Para Aristóteles, organon é instrumento. Para os gregos, ao invés de órgão físico do
corpo, significava a causa orgânica e instrumental. Orgânico pode ser conjunto. Pode ser
ordenado. Pode ser conjunto ordenado. Pode também ser vivo. Tem a ver com o estrutural.
“O todo orgânico é sempre uma estrutura nascida de uma função que pode ser cognitiva,
digestiva, etc.. Se a metáfora muda, muda o entendimento ontológico do corpo e a sua
possibilidade de experimentação” (GREINER, 2005).
Segundo a tradição, o corpo é a matéria orgânica que constitui o ser humano, podendo
referir-se aos ossos cobertos por carne. Há muitas conotações, segundo o dicionário latinoportuguez: corporalitas, atis: corporeidade, materialidade; corporasco, corporesco:
corporificar; corporeus, a, um: corpóreo, carnudo; corporo, as, are: corporisar, tomar corpo,
formar-se; corpus, oris: constituição física, estatura, robustez, cadáver, indivíduo, pessoa,
conjunto, todo; corpora individua: átomos; corpus sine pectore: corpo sem alma.
Para Deleuze organismo é articulação, correlação articular, órgãos, funções e
regulações. Chega-se assim ao sentido de organização social coercitiva. As instituições ou
organismos geram controle.
É o que provocou a repulsa do grande visionário francês Artaud . Analisada por Gilles
Deleuze no terceiro volume de Mil Platôs e intensivamente divulgada, a expressão “corpo
sem órgãos” gerou múltiplas interpretações, que muitas vezes se afastam de quem a fala
partiu: Antonin Artaud. Sua obra mais difundida é o Teatro da Crueldade , em que propõe
que o jogo teatral acorde os nervos e o coração e atue como a peste: ” Importa antes de mais
33 nada admitir que, como a peste, o jogo teatral seja um delírio e que seja comunicativo”

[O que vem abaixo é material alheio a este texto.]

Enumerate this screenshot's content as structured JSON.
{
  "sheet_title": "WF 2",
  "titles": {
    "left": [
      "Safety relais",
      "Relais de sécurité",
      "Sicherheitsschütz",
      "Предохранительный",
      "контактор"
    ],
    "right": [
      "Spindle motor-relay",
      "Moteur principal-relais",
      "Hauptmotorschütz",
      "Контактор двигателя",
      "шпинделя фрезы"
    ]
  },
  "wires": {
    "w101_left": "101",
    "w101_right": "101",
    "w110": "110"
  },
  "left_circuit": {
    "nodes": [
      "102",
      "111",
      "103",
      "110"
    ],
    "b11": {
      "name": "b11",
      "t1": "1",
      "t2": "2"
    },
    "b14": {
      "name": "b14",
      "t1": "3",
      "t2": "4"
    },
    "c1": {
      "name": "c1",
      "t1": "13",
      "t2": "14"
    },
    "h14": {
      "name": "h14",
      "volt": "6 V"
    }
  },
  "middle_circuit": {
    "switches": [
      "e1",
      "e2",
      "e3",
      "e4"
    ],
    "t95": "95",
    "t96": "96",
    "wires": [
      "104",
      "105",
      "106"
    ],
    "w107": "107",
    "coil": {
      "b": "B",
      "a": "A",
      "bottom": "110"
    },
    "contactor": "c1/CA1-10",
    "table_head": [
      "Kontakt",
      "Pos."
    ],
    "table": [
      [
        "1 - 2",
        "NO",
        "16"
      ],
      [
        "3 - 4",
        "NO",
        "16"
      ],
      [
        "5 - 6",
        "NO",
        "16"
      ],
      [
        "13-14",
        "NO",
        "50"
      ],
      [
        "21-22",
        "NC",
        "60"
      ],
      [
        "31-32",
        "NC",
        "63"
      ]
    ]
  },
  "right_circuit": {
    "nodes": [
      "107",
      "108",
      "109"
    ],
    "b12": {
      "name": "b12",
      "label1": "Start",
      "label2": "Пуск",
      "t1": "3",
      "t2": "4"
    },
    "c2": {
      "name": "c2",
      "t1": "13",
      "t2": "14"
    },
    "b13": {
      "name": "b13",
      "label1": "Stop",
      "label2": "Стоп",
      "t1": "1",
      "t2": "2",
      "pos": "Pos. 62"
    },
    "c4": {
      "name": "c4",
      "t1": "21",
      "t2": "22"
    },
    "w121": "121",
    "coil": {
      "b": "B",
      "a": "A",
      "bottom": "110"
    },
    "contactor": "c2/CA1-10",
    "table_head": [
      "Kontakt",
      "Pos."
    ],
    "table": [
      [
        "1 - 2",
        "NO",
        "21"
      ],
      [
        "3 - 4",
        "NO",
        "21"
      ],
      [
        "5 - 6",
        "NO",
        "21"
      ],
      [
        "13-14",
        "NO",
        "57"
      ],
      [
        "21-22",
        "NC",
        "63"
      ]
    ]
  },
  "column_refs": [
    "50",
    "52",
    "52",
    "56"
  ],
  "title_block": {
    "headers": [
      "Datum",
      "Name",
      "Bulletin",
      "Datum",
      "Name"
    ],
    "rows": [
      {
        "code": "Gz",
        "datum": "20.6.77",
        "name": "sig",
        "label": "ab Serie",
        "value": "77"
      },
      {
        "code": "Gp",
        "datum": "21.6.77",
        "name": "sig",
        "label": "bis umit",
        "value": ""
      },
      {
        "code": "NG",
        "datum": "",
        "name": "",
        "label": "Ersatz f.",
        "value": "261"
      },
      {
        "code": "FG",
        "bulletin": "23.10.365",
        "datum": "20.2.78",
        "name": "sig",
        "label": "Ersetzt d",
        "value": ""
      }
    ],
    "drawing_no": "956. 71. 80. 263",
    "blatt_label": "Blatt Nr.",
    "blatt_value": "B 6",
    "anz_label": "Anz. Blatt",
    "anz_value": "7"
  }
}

(ARTAUD, 1964, p. 37, vl. XIII). O termo crueldade não é ligado nem ao sangue, nem à
carne, mas ao martírio. Trata-se de um rigor cósmico, irreversível, implacável, que atua como
um rolo compressor.
Artaud, como muitos profetas, lançou manifestos. Escreveu muito e encenou pouco,
Melhor assim, pois deixou como legado grandes marcas no teatro do século vinte , menos
fundamentado no texto literário. O visionário francês propôs desconstruir o texto, em
proveito de uma linguagem encantatória, construída no espaço, através de “formas, gestos,
rumores, cores, plásticas, devolvendo o teatro à sua função primitiva, resgatando seu aspecto
religioso e metafísico, reconciliando-o com o universo” (ARTAUD, 1964, p. 108) . Artaud
propôs o teatro total, uma encenação que pode ocorrer em espaços múltiplos – granjas,
hangares, ou seja, que não se restrinja a um teatro.
A metáfora do corpo sem órgãos data de 1947 e consta do Dossier Pour em finir avec
le jugement de Dieu:
O corpo é o corpo
ele está sozinho
e não necessita de órgãos
o corpo não é jamais um organismo
os organismos são os inimigos do corpo (ARTAUD, 1974, p. 287)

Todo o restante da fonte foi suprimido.